In its infancy I plan on busting dick day in and day out. I have a high mechanical aptitude, and these machines are 1/32 the size of some of the equipment I've worked on. Somewhere down the line, the time it takes to work on these will outweigh what I'm capable of producing doing other tasks, so eventually someone will need to be brought in for maintenance and repair.
 
A scooter rental place recently opened up just in front of my apartment. It does exactly the same thing you are trying to do. Around 20 scooters, huge foot traffic, they also carry mopeds. Anyways if your a legitimately looking into it, I can be a little school girl and ask them what the dealio is, so you don't have to do everything trail and error.
 
I think there are many more profitable and easier to manage ventures. If I had spare money at the moment (should have some within 3 months) I'd start a full scale bulk mailing venture. $12,000 will get you about 30 million inboxes a day for a month. You'd make roughly 4-5X your investment.

I'm interested in this too, but for the time being I think I'm going to focus energy into something more conventional that I can train someone to do for me. If I put enough time into a venture like this I can be paying some college aged kid a good wage to manage most aspects of this business (customer service, rentals, check-ins/outs, cash handling, etc) and then another individual to assist the manager making less, but still decent wages.
 
A scooter rental place recently opened up just in front of my apartment. It does exactly the same thing you are trying to do. Around 20 scooters, huge foot traffic, they also carry mopeds. Anyways if your a legitimately looking into it, I can be a little school girl and ask them what the dealio is, so you don't have to do everything trail and error.

The biggest thing I'm interested in is insurance. Foremost, if I have employees I will need work-comp. Then there is general and liability for the physical business. Then insurance for the equipment while being rented, then insurance if someone drives the scooter off a cliff, is unfortunate enough not to die, and racks up 2.7million in medical bills getting "better"
 
The biggest thing I'm interested in is insurance. Foremost, if I have employees I will need work-comp. Then there is general and liability for the physical business. Then insurance for the equipment while being rented, then insurance if someone drives the scooter off a cliff, is unfortunate enough not to die, and racks up 2.7million in medical bills getting "better"

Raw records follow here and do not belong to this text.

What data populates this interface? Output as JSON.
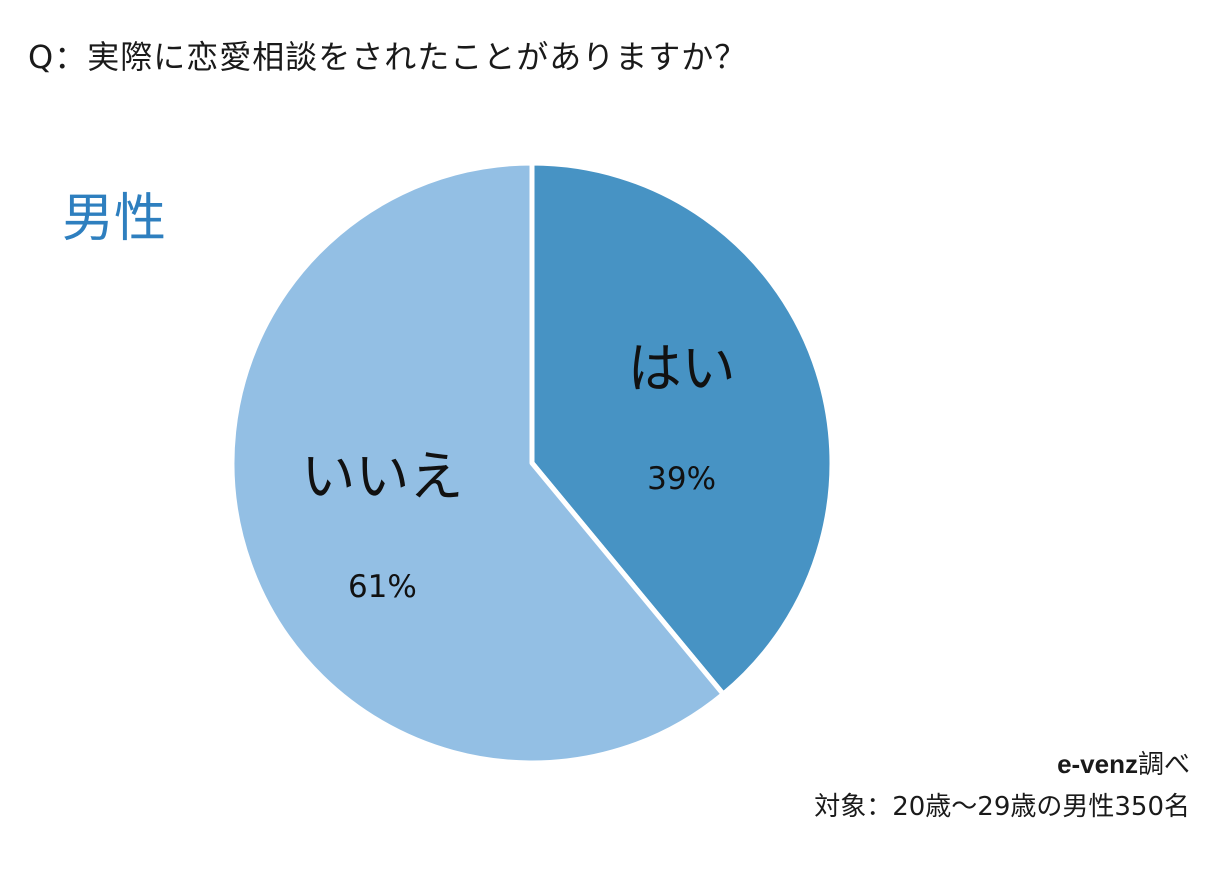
{
  "question": "Q：実際に恋愛相談をされたことがありますか？",
  "group_label": "男性",
  "source": {
    "brand": "e-venz",
    "suffix": "調べ",
    "target": "対象：20歳〜29歳の男性350名"
  },
  "colors": {
    "yes": "#4793c4",
    "no": "#93bfe4",
    "group_label": "#2e7fbf"
  },
  "chart_data": {
    "type": "pie",
    "start_angle_deg": 0,
    "direction": "clockwise",
    "slices": [
      {
        "label": "はい",
        "value": 39,
        "display": "39%",
        "color": "#4793c4"
      },
      {
        "label": "いいえ",
        "value": 61,
        "display": "61%",
        "color": "#93bfe4"
      }
    ]
  }
}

Yea. I have no clue. I was only offering to ask them whatever questions you might have on my way home.
 
If you wouldn't mind, asking them a ballpark figure on what they spend in insurance overall for the full operation (monthly/semi-yearly/yearly/whatever) would be killer
 
here's a wild and crazy idea I had. 6 steps to riches!

1) say no to scooters
2) make a website
3) write compelling content
4) monetize other than adsense
5) ???????????
6) profit

then you don't have to worry about a ton of risk that is involved in an offline biz.
 
I think you're right that insurance will be the key part and probably very expensive.

I've spent a lot of time in touristy places in Thailand where everyone and their mother rents out scooters.

Consider that you're going to get a lot of repairs and damaged bikes. People rent these things without thinking it through and then crash it. For this reason, you probably need to take a large security deposit on card or in cash. Also look into how much you can get selling the older bikes off once they break down more than they run.

I think it can be very profitable though if you get a good deal with a mechanic and insurance. It's very little work at that point.